AH: The closer to a painting gets to its finished state the more improvisation occurs. There’s a lot of painterly-ness and gesture that I let into the work just prior to the final masking coming off, and there’s always an unpredictability to how those things are going to work. All my work is this mash-up of versions of form—and so I never fully know how those different materialities and gesture are going to play off each other.
"There is no doubt that from the macro viewpoint one of the largest common changes to culture has come from the proliferation (and then defaulting) towards the use of the digital interface."
UL: Seriality is strong theme in your works, and there are distinct groupings in their aesthetic and how they are titled. How do you decide how many works belong in the same series, and do you produce them simultaneously?
AH: Yes, I always prefer to work a body of paintings that are linked through the three-dimensional paint being scanned, and day in which the scans are taken. The chosen images that lead to paintings are linked through the specific light conditions of the place that they are scanned— and the way in which the sky and light conditions interact with the painted objects. All the works are produced simultaneously so I can go work back and forth between paintings — in this sense I treat the whole body of work as an idea that I’m trying to work through together.
UL: What does the term ‘post-internet’ mean to you?
AH: Post-internet describes a moment at which the Internet became an inescapable influence upon artistic production. As a term now it doesn’t mean much other than to exist as a historical marker of that change. Now it feels mundane to label anything as Post-Internet because essentially all art is now affected by that context. I’ve often chosen to use the term ‘new representation’ to describe the commonality of experience that the Internet and digital technologies have provided. Essentially the way in which we see and experience things in the world has changed, and therefore our representation of them has also.

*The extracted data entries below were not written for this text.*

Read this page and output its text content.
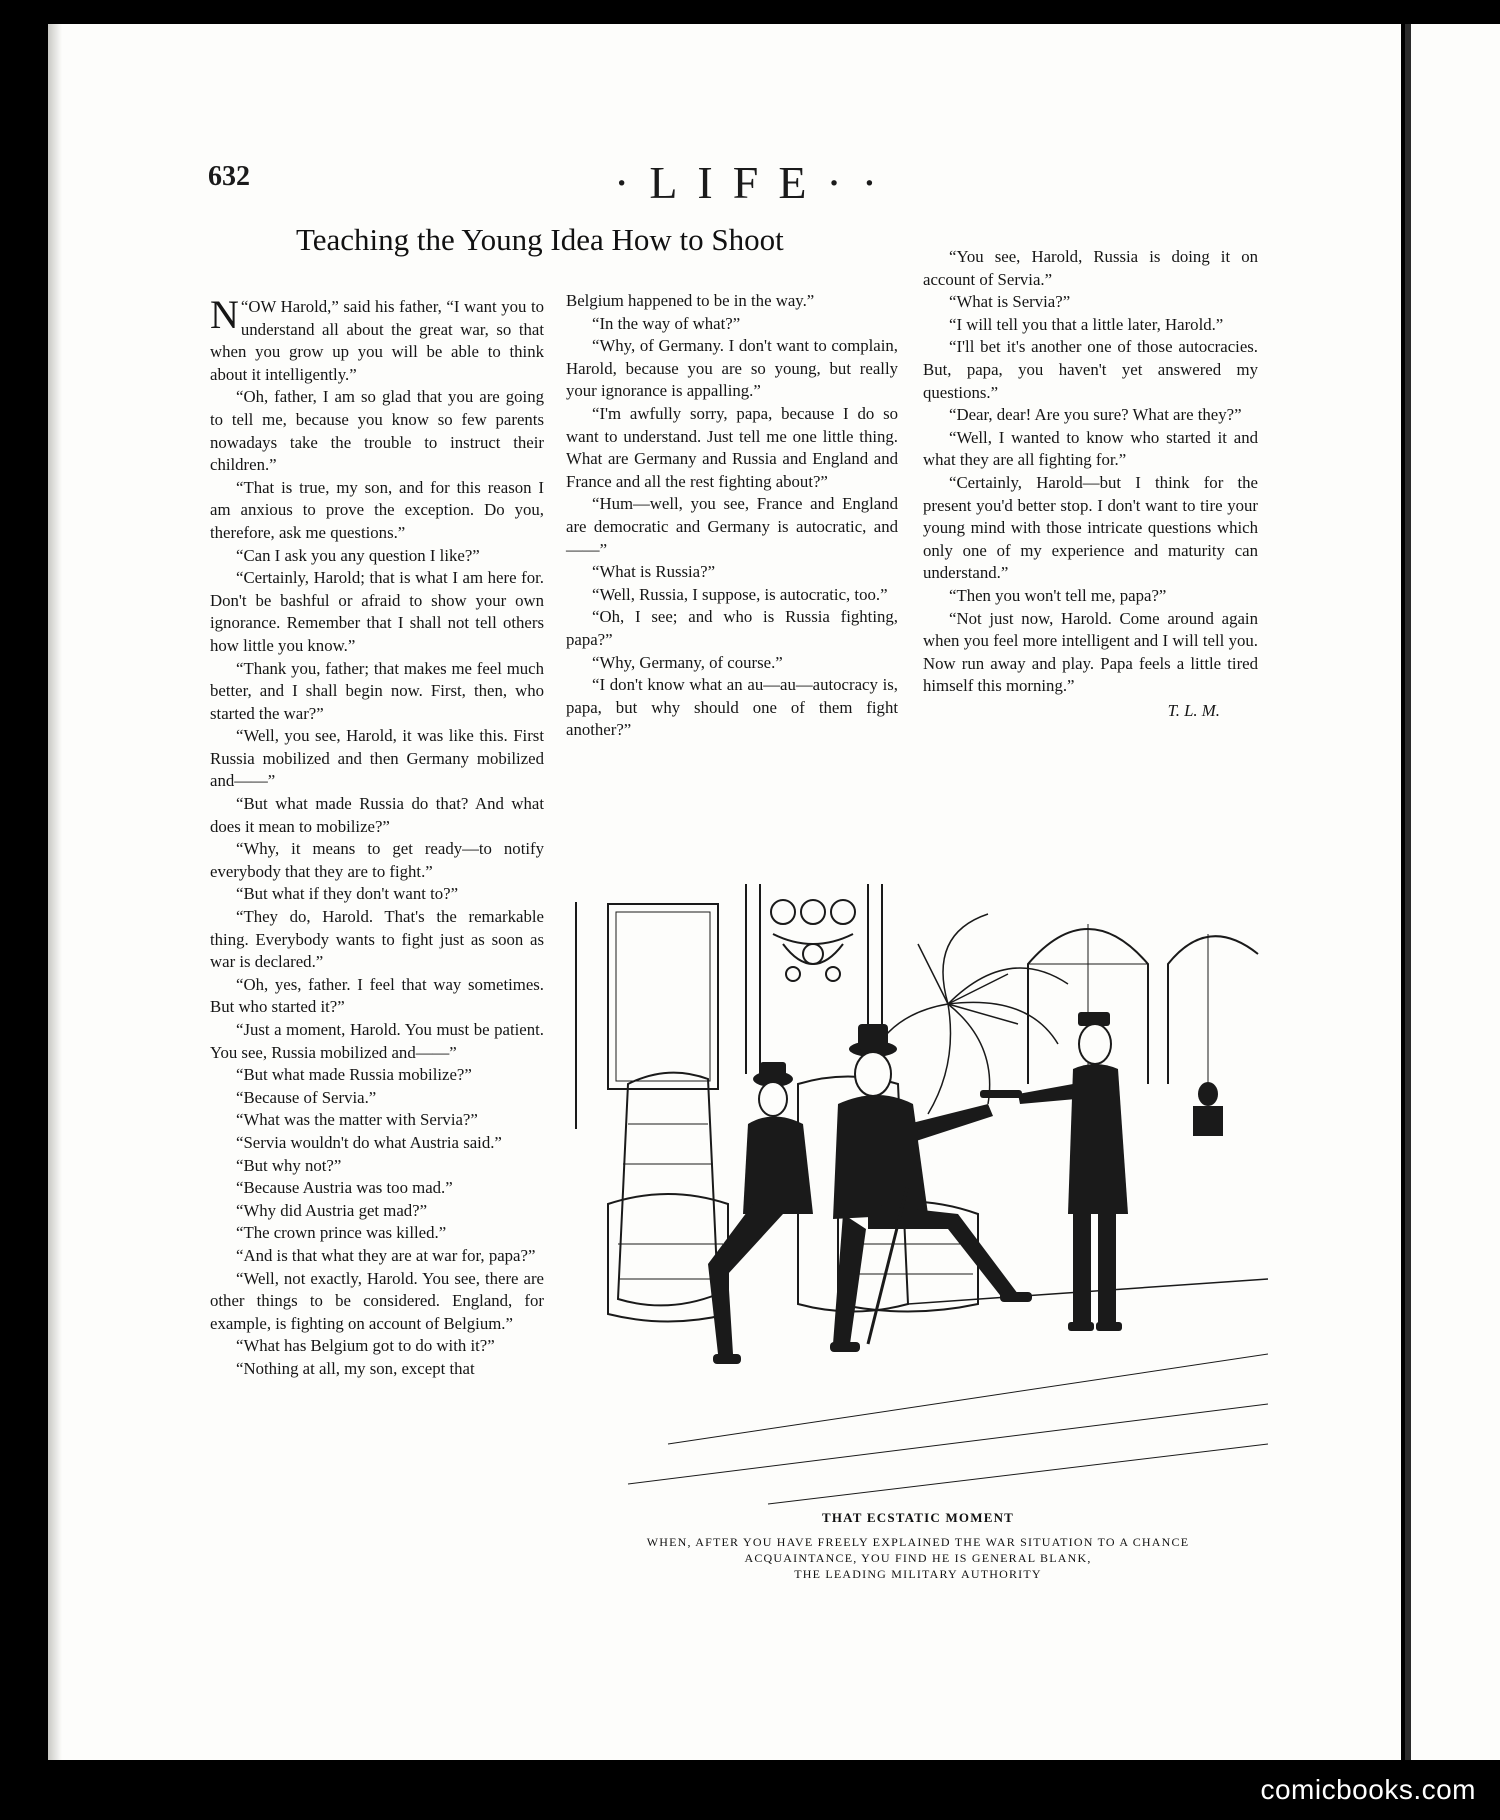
632	·LIFE··
Teaching the Young Idea How to Shoot

“
N OW Harold,” said his father, “I want you to understand all about the great war, so that when you grow up you will be able to think about it intelligently.”

“Oh, father, I am so glad that you are going to tell me, because you know so few parents nowadays take the trouble to instruct their children.”

“That is true, my son, and for this reason I am anxious to prove the exception. Do you, therefore, ask me questions.”

“Can I ask you any question I like?”

“Certainly, Harold; that is what I am here for. Don't be bashful or afraid to show your own ignorance. Remember that I shall not tell others how little you know.”

“Thank you, father; that makes me feel much better, and I shall begin now. First, then, who started the war?”

“Well, you see, Harold, it was like this. First Russia mobilized and then Germany mobilized and——”

“But what made Russia do that? And what does it mean to mobilize?”

“Why, it means to get ready—to notify everybody that they are to fight.”

“But what if they don't want to?”

“They do, Harold. That's the remarkable thing. Everybody wants to fight just as soon as war is declared.”

“Oh, yes, father. I feel that way sometimes. But who started it?”

“Just a moment, Harold. You must be patient. You see, Russia mobilized and——”

“But what made Russia mobilize?”

“Because of Servia.”

“What was the matter with Servia?”

“Servia wouldn't do what Austria said.”

“But why not?”

“Because Austria was too mad.”

“Why did Austria get mad?”

“The crown prince was killed.”

“And is that what they are at war for, papa?”

“Well, not exactly, Harold. You see, there are other things to be considered. England, for example, is fighting on account of Belgium.”

“What has Belgium got to do with it?”

“Nothing at all, my son, except that

Belgium happened to be in the way.”

“In the way of what?”

“Why, of Germany. I don't want to complain, Harold, because you are so young, but really your ignorance is appalling.”

“I'm awfully sorry, papa, because I do so want to understand. Just tell me one little thing. What are Germany and Russia and England and France and all the rest fighting about?”

“Hum—well, you see, France and England are democratic and Germany is autocratic, and——”

“What is Russia?”

“Well, Russia, I suppose, is autocratic, too.”

“Oh, I see; and who is Russia fighting, papa?”

“Why, Germany, of course.”

“I don't know what an au—au—autocracy is, papa, but why should one of them fight another?”

“You see, Harold, Russia is doing it on account of Servia.”

“What is Servia?”

“I will tell you that a little later, Harold.”

“I'll bet it's another one of those autocracies. But, papa, you haven't yet answered my questions.”

“Dear, dear! Are you sure? What are they?”

“Well, I wanted to know who started it and what they are all fighting for.”

“Certainly, Harold—but I think for the present you'd better stop. I don't want to tire your young mind with those intricate questions which only one of my experience and maturity can understand.”

“Then you won't tell me, papa?”

“Not just now, Harold. Come around again when you feel more intelligent and I will tell you. Now run away and play. Papa feels a little tired himself this morning.”

T. L. M.
THAT ECSTATIC MOMENT
WHEN, AFTER YOU HAVE FREELY EXPLAINED THE WAR SITUATION TO A CHANCE
ACQUAINTANCE, YOU FIND HE IS GENERAL BLANK,
THE LEADING MILITARY AUTHORITY
comicbooks.com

UL: What is your relationship to the abstract tradition?
AH: I have a really long appreciation of certain legacies in abstraction — there’s painters such as Motherwell, Grosse, Guyton, whom I think contributed important inflection points in the history of abstraction. At the same time, in my own practice I don’t see a differentiation between abstraction and other modes. My paintings are representations of image and materiality — some parts naturalistic, some parts created in the studio, and some parts that show the traces of the digital transactions undertaken.
UL: Many people’s experience of art is viewing it online from a screen, remote from the physical object. Do you think this digitally mediated experience significantly impacts the reception of your work, either in a positive or a negative way?
AH: Viewing something through a screen is all about the presumption of surface and material — so I try to play with that in the works to a certain degree. However I don’t really think that it’s important to care about how people view the works documented in a digital format —what’s still integral is that the works still exist as objects in the real world that you need to walk around and encounter. I think that there’s probably a sub-section of the Instagram community that probably sees the digital proxy as the primary form painting these days (which is fine), but unless you experience the work first-hand you’re probably missing out on what makes a painting truly interesting.
UL: Tell us more about your future plans. What will you be doing in 2019?
AH: Next up is a group show curated by Paul Efstathiou at Hollis Taggart Galleries in New York opening in October. Beyond that I’m excited about working on some large scale works for Art021 in Shanghai in November, and then a solo show with my New Zealand dealer Gow Langsford Gallery later that same month.